Android may trump iOS in terms of market share, but when it comes to actually generating profits for developers, Apple’s mobile platform still stands supreme.
According to recently tabulated data from app store analytics firm App Annie, apps downloaded on iOS generate far more revenue than those downloaded via Google Play. What’s more, with Apple continuing to make strong inroads in China, the revenue gap between the two rival mobile platforms is increasing. All told, iOS users tend to spend up to four times as much on apps than Android users.
This change should not be all that surprising, given that recent reports of record-breaking iPhone sales in China. In urban areas, Apple accounted for 25% of smartphone sales in Q1 2015, according to Kantar’s data. And Apple had previously said that China had accounted for $16 billion in sales in the market, while its mobile operating system grew year-over-year at the expense of Android. More importantly, perhaps, the number of first-time smartphone buyers in China who are selecting iPhone is still increasing.
The fact that iOS generates more revenue than Android is all the more impressive when one considers just how many more app downloads the Google Play store has relative to Apple’s own App Store.
Indeed, app developers for quite some time now have indicated that iOS users are more likely to purchase apps than their Android counterparts. This has real-world implications on the apps users have access to because developers with limited budgets will typically focus on developing for iOS first before turning their sites towards Android.
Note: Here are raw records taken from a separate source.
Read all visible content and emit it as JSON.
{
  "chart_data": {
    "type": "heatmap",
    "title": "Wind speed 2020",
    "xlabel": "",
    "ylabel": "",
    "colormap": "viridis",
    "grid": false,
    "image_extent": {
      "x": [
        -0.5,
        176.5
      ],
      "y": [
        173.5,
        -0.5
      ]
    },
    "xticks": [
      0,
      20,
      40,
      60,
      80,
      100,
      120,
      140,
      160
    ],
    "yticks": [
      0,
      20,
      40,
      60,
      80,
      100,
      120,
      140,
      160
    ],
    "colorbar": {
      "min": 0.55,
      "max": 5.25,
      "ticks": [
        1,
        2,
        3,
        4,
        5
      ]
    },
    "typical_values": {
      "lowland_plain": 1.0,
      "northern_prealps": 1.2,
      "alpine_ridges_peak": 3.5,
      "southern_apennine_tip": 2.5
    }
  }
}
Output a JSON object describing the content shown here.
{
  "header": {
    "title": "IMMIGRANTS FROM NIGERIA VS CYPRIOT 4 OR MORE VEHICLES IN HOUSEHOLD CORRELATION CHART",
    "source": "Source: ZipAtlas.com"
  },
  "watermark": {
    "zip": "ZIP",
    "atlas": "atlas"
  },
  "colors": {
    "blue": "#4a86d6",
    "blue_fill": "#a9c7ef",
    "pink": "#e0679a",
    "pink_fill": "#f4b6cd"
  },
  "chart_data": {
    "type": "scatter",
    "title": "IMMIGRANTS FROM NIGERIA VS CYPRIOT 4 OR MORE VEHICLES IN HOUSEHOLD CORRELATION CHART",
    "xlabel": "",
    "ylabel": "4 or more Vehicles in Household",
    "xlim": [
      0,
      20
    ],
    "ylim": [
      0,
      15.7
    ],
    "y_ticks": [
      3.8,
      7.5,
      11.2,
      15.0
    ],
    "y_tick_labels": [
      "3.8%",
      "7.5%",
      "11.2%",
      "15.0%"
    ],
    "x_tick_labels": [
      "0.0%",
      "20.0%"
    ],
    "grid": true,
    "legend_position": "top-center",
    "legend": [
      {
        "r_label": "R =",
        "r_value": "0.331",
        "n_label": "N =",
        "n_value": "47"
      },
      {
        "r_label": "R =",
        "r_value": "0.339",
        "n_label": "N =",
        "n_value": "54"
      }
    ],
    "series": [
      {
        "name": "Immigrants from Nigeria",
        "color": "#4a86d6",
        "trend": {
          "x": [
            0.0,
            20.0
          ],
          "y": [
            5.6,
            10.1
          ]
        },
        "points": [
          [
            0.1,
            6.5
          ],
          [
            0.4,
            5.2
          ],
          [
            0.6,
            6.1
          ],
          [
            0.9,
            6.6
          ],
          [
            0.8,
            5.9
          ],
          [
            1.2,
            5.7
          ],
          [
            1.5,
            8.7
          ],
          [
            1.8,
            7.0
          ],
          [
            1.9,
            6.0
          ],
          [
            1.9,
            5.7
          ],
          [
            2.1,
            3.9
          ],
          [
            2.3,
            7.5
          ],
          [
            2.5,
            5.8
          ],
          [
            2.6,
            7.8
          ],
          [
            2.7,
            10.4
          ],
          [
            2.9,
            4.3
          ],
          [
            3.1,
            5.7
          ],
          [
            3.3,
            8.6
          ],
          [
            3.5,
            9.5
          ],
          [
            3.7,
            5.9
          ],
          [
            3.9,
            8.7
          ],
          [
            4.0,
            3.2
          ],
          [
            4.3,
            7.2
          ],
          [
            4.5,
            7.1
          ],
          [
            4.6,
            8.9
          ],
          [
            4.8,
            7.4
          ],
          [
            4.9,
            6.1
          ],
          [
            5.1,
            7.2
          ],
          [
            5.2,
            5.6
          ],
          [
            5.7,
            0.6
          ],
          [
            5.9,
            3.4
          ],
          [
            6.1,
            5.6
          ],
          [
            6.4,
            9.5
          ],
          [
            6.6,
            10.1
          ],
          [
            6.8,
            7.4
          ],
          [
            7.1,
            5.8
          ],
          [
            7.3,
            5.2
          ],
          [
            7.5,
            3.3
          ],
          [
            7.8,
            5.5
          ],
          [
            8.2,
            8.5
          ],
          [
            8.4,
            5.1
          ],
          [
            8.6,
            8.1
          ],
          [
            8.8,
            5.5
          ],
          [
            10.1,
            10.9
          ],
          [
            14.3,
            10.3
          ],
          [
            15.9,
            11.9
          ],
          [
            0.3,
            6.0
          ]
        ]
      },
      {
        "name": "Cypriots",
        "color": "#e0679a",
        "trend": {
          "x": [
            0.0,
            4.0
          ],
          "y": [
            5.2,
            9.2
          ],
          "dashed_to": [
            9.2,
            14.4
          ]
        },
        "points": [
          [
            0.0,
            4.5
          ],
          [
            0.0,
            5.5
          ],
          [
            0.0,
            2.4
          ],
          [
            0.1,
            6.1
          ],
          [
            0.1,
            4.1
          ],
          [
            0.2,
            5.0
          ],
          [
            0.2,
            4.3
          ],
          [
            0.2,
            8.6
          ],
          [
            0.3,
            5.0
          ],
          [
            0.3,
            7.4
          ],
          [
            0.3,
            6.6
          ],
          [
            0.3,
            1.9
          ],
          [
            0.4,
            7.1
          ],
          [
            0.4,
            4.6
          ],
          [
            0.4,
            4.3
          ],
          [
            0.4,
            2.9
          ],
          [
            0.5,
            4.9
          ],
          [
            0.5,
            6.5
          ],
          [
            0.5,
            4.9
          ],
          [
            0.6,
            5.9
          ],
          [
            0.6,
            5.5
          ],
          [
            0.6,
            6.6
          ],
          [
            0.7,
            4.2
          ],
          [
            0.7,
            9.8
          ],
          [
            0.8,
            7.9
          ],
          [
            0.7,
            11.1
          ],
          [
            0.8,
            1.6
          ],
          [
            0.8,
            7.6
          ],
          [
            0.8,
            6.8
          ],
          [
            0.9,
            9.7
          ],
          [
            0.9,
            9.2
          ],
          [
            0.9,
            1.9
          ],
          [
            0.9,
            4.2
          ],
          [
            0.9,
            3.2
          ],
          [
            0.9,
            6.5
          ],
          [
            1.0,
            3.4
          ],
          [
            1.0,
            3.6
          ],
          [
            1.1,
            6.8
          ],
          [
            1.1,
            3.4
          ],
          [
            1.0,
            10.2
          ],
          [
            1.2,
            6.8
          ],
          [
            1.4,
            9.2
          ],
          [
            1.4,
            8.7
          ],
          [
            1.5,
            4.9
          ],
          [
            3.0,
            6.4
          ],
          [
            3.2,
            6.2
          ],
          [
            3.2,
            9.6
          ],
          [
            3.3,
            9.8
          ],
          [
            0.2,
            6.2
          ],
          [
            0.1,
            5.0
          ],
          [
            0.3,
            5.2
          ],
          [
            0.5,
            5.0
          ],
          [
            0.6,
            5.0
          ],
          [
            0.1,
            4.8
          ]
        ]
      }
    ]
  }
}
To date, Apple has paid out over $25 billion to iOS developers.
As to why iOS is a more lucrative platform for developers, Benedict Evans this past summer laid out 5 potential reasons:
1. Android’s market share is strongest in relatively lower-income countries
2. Many people in those countries lack credit cards and Google has been very slow to offer carrier billing
3. Android phones average $250-$300 where iPhone average $600 – people who choose to spend the extra money are sending a signal about their intents. That is, we don’t know what the ARPU for a Galaxy S5 user is, but it’s probably very similar to an iPhone user – but Galaxy S5 users are a small minority of Android users
4. Apple offers a distinctly different proposition to Android: perhaps the people who are attracted to that proposition are just more likely to spend money – that is, maybe iPhone users do spend more than GS5 users.
5. Finally, this can become circular: if developers believe that Android users do not pay, then their behavior will be affected – they may offer a free ad-supported app instead of a paid app, or have a lower price. And if they decide not to support Android or support it second, then their users will gravitate to iPhone first, which becomes self-fulfilling. You can see this clearly on Android tablets – magazine apps have low use on Android so are slow to support Android, so users who want magazine apps don’t buy Android tablets.